Even the stagnant housing market, still weak, is showing improvement as sales and construction begin to climb.
New 2011 census figures offer glimmers of hope in an economic recovery that technically began in mid-2009. The annual survey, supplemented with unpublished government figures as of March 2012, covers a year in which unemployment fell modestly from 9.6 percent to 8.9 percent.
Not all is well. The jobless rate remains high at 8.1 percent. While housing sales have more recently gained, home ownership last year dropped for a fifth straight year to 64.6 percent, the lowest in more than a decade, due to stringent financing rules and a shift to renting.
A fresh set of current economic data released Thursday also remained mixed. The Conference Board’s index of leading indicators, designed to forecast future economic activity, dipped 0.1 percent in August after rising 0.5 percent in July and dropping 0.5 percent in June. And the number of Americans seeking unemployment benefits fell only slightly last week.

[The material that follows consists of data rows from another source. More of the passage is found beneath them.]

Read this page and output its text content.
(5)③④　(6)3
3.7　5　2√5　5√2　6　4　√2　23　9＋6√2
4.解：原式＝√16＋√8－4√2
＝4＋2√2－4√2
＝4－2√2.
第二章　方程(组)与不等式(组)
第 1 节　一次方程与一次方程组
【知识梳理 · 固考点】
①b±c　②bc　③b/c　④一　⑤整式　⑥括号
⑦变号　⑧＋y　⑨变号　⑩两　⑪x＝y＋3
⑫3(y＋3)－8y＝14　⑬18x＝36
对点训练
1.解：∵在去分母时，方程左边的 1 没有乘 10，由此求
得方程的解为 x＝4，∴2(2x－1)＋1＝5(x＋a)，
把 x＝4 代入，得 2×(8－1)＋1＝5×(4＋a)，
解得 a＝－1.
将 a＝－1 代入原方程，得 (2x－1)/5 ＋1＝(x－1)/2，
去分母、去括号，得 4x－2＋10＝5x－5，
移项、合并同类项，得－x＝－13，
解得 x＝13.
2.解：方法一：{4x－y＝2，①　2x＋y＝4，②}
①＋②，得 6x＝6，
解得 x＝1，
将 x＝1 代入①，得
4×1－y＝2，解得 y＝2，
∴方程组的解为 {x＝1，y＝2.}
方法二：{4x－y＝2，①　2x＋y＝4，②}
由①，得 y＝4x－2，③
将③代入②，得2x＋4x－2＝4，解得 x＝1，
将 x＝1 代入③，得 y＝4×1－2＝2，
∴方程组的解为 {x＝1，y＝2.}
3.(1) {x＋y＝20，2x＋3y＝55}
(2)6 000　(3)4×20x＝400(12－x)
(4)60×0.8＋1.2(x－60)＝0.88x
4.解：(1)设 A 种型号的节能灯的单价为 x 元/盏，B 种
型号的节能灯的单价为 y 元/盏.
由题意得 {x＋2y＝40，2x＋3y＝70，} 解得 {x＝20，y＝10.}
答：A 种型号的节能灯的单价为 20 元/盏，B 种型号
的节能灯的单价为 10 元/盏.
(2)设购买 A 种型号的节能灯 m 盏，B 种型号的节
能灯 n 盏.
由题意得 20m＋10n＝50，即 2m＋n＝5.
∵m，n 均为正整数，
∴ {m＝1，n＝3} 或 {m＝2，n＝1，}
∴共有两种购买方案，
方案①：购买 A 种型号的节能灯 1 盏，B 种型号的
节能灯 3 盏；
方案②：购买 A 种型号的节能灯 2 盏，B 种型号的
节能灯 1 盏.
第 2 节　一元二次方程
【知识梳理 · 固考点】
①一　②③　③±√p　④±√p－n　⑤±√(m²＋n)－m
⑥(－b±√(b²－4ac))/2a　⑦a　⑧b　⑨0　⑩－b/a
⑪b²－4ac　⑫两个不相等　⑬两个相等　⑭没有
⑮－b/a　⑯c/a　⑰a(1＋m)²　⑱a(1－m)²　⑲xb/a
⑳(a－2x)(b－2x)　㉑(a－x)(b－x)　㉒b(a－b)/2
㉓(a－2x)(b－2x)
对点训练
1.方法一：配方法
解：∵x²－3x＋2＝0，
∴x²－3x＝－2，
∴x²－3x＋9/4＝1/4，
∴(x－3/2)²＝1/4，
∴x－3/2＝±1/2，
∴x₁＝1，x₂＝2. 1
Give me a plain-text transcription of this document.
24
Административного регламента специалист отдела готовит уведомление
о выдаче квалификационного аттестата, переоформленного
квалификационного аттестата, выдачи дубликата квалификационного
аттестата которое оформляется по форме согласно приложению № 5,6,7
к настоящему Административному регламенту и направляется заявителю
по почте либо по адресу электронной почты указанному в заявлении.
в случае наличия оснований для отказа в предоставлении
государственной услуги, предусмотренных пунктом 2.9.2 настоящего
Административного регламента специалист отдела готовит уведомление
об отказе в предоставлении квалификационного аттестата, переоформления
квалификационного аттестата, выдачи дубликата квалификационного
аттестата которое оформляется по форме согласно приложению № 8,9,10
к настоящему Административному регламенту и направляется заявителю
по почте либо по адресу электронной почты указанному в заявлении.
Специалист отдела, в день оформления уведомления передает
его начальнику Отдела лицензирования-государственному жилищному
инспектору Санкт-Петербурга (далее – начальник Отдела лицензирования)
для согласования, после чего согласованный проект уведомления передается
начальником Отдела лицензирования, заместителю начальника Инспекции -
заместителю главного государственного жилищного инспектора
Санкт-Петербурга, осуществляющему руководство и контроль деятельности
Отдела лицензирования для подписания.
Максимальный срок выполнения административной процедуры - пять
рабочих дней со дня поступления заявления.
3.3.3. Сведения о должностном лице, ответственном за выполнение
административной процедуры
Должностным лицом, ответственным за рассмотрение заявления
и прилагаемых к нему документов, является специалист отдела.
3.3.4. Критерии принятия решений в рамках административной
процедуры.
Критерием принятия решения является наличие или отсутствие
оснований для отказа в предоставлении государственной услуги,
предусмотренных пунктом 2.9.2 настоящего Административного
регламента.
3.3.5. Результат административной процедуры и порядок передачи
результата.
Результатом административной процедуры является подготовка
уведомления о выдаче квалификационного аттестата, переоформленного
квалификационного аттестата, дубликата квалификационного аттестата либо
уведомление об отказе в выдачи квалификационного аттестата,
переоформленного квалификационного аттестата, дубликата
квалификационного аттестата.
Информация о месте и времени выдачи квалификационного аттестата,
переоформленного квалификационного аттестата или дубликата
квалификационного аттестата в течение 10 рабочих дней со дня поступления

Taken as a whole, however, analysts say the census data, which track changing patterns in everyday life, provide the latest evidence of a stabilizing US economy. Coming after the devastating housing bust in 2006, such a leveling off would mark an end to the longest and most pernicious economic decline since World War II.
‘‘We may be seeing the beginning of the American family’s recovery from the Great Recession,’’ said Andrew Cherlin, a professor of sociology and public policy at Johns Hopkins University. He pointed in particular to the upswing in mobility and to young men moving out of their parents’ homes, both signs that more young adults were testing out job prospects.
Richard Freeman, an economist at Harvard University, said the data point to a fragile recovery, with the economy still at risk of falling back into recession, depending in part on who is president and whether Congress averts a fiscal cliff of deep government spending cuts and higher taxes in January.
The census figures also show slowing growth in the foreign-born population, which increased to 40.4 million, or 13 percent of the US population.
As a whole, Americans were slowly finding ways to get back on the move. About 12 percent of the nation’s population, or 36.5 million, moved to a new home, up from a record low of 11.6 percent in 2011.